Purple Glory Dogwood Introduced
First observed by Clark C. Boyd as a chance seedling in 1966, Boyd Brothers Nursery patents the Purple Glory Dogwood on March 2, 1979. With leaves that are dark purple in coloration and blossoms of four dark red bracts, the plant offers a unique appeal for dogwood enthusiasts to this day. Its plant patent number is #4627.

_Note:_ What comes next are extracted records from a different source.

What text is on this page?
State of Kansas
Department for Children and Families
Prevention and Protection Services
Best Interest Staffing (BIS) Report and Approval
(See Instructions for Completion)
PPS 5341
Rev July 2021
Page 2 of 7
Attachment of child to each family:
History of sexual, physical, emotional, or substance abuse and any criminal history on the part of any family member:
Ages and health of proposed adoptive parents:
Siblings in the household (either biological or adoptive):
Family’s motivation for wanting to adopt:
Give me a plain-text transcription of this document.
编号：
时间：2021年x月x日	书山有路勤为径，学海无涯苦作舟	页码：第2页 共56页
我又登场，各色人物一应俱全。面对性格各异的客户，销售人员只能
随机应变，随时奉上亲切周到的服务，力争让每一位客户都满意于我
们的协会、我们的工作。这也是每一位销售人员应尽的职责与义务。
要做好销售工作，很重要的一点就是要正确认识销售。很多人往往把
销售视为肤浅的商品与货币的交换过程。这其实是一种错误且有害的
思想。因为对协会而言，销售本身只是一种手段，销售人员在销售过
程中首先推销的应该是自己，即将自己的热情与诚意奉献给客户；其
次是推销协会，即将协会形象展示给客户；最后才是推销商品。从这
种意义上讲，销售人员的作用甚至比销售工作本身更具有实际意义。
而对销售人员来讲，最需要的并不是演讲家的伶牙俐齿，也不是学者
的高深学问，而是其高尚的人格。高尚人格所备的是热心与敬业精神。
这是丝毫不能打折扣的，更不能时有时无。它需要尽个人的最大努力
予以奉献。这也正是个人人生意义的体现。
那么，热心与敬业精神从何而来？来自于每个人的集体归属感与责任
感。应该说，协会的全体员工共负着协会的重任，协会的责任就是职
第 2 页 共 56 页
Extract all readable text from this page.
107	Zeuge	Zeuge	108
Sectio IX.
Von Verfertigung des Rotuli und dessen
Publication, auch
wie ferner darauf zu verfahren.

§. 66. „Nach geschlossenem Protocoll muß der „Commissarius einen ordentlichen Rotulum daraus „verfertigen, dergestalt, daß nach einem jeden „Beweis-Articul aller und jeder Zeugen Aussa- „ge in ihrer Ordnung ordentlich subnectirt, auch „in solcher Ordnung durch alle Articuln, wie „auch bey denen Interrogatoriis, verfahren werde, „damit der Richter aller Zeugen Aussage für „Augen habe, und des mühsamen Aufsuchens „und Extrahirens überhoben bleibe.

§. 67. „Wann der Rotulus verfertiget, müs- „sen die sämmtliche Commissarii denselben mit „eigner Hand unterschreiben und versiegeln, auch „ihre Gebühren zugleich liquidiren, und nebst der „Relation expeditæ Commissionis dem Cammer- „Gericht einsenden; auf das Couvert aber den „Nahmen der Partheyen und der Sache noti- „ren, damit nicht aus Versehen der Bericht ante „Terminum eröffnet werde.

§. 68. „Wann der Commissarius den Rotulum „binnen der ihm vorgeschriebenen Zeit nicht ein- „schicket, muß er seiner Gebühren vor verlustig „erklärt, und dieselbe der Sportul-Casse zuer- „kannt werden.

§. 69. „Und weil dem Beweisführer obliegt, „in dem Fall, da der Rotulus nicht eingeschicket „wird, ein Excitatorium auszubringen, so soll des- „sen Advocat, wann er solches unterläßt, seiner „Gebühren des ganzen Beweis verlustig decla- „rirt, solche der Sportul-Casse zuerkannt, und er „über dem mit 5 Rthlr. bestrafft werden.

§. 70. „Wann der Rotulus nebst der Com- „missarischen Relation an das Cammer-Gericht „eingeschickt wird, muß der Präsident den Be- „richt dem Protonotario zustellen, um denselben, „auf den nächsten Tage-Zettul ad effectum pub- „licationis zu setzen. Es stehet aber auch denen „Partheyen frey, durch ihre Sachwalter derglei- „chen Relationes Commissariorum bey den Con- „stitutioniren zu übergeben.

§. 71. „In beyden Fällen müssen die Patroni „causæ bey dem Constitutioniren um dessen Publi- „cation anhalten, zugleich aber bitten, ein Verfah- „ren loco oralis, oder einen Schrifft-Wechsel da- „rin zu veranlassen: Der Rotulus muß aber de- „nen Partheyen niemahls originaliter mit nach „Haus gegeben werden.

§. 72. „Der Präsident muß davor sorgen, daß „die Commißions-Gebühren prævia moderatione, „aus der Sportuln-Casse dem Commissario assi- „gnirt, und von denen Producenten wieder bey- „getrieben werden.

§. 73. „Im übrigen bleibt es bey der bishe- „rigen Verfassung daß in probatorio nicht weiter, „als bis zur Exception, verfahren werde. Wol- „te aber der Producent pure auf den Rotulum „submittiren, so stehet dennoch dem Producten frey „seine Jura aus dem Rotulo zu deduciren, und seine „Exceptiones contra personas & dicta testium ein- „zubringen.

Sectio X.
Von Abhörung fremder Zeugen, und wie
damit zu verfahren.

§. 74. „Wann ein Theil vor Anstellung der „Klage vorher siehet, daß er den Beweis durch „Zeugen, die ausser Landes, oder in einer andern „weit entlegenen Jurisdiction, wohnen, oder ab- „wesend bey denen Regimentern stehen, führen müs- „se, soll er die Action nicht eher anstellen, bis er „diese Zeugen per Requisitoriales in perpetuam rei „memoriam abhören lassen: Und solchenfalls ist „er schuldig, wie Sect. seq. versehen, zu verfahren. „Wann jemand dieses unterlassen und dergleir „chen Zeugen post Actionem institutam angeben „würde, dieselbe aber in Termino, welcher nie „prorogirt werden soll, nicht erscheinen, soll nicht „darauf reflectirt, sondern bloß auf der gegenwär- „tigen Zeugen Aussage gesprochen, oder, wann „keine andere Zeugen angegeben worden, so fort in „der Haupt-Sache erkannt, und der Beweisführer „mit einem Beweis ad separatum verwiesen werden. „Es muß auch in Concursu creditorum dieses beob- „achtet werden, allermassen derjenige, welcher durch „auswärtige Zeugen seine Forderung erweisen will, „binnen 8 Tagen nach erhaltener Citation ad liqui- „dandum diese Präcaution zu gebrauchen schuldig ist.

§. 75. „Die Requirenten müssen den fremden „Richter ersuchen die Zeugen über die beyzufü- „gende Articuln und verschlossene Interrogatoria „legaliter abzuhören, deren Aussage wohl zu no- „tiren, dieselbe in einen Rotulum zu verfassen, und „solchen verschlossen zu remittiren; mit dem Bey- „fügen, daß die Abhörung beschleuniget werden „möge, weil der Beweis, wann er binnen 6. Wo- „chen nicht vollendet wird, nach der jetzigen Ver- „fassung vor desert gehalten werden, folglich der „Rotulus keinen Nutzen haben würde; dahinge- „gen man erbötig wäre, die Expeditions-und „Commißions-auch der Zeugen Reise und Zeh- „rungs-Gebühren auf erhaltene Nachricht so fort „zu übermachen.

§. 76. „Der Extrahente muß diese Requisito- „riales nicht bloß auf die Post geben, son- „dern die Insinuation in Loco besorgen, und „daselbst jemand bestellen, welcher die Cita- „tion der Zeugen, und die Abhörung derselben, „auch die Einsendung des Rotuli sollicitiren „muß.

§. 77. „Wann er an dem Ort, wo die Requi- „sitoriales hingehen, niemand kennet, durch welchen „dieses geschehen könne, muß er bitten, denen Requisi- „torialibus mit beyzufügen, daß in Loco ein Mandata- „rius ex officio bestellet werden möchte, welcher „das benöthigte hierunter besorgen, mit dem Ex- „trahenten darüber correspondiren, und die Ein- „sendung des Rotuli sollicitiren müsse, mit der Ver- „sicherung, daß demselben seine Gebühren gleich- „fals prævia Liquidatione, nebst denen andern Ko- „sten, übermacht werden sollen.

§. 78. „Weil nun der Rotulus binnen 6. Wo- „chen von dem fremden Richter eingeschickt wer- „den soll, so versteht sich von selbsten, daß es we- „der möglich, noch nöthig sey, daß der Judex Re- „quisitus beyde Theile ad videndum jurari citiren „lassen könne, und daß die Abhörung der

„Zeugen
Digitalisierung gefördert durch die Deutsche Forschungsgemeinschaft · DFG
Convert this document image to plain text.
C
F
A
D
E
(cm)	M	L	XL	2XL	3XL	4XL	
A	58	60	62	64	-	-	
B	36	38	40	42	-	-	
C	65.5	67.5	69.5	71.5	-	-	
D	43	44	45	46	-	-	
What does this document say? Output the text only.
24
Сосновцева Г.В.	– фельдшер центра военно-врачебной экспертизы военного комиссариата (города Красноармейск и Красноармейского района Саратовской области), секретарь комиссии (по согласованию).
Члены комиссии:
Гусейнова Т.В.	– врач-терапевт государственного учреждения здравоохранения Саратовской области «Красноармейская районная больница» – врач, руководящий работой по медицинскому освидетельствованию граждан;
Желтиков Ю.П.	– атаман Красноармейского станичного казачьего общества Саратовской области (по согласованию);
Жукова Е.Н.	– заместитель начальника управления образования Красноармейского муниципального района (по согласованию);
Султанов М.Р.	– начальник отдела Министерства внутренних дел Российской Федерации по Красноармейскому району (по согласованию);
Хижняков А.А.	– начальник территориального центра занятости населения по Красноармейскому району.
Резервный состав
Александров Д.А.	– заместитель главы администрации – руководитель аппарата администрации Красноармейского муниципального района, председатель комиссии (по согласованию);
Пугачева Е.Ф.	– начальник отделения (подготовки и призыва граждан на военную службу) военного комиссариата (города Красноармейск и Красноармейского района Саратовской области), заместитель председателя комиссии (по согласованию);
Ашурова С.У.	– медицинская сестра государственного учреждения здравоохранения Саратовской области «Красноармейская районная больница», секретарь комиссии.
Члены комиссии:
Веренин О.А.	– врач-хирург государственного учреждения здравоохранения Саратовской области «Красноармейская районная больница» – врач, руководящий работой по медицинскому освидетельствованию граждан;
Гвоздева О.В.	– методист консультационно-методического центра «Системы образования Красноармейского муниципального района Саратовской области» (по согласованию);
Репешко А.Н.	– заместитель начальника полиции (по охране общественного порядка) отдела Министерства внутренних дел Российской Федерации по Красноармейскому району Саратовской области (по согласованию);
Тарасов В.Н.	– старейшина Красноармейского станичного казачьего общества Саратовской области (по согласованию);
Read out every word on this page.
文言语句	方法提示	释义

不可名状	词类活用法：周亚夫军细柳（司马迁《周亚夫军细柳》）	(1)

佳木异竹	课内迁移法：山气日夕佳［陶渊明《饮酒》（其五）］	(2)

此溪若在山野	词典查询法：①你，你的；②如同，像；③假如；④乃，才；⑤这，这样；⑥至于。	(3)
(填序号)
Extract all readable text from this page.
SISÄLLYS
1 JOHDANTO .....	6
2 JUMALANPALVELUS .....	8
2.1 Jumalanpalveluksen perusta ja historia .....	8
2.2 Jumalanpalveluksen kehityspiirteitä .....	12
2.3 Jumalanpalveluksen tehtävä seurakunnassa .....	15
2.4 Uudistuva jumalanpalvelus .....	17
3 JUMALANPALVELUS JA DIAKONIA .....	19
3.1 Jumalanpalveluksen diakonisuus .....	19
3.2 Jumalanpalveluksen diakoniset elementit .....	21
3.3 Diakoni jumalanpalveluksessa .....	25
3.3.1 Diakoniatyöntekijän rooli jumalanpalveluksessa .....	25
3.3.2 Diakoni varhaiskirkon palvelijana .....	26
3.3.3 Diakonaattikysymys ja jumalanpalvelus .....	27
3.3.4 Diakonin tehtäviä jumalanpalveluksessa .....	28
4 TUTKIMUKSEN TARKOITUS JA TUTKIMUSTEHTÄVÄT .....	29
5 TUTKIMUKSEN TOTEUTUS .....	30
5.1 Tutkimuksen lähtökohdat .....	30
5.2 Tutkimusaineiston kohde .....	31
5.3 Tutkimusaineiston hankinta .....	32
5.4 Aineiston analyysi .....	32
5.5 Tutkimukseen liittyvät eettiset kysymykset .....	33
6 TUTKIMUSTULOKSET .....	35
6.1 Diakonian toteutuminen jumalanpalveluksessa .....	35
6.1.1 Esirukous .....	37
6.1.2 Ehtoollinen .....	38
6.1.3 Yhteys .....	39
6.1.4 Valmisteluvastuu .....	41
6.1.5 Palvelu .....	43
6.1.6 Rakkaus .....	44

Welcome to the World Wide Web
From 1995 to 2001, Campbell Boyd learns the ins and outs of early website design at his Black Walnut, Inc. site. With the aid of website designer Patrick Pedigo, Campbell Boyd offers retail and wholesale options online. After inheriting Boyd Nursery Company, www.boydnursery.net is launched in 2004. Early site versions require customers to call-in or mail-in forms for order placement; however, by 2009 a fully online checkout option becomes available. A replica of Boyd Nursery’s parent website, Black Walnut, can be found here.
Sweet Thing Magnolia Introduced
Campbell Boyd of Boyd Nursery Company and George Dodson of Sleepy Hollow Nursery patent the Sweet Thing Magnolia on April 15, 2004. After George discovers the tree in a block of seedlings that were planted in 1990 at Sleepy Hollow Nursery, Campbell manages its successful propagation. The tree has cream-colored, lemon-scented flowers throughout the summer and is significant for its compact habit. Its plant patent number is #17814. More information can be found at www.sweetthingmagnolia.com.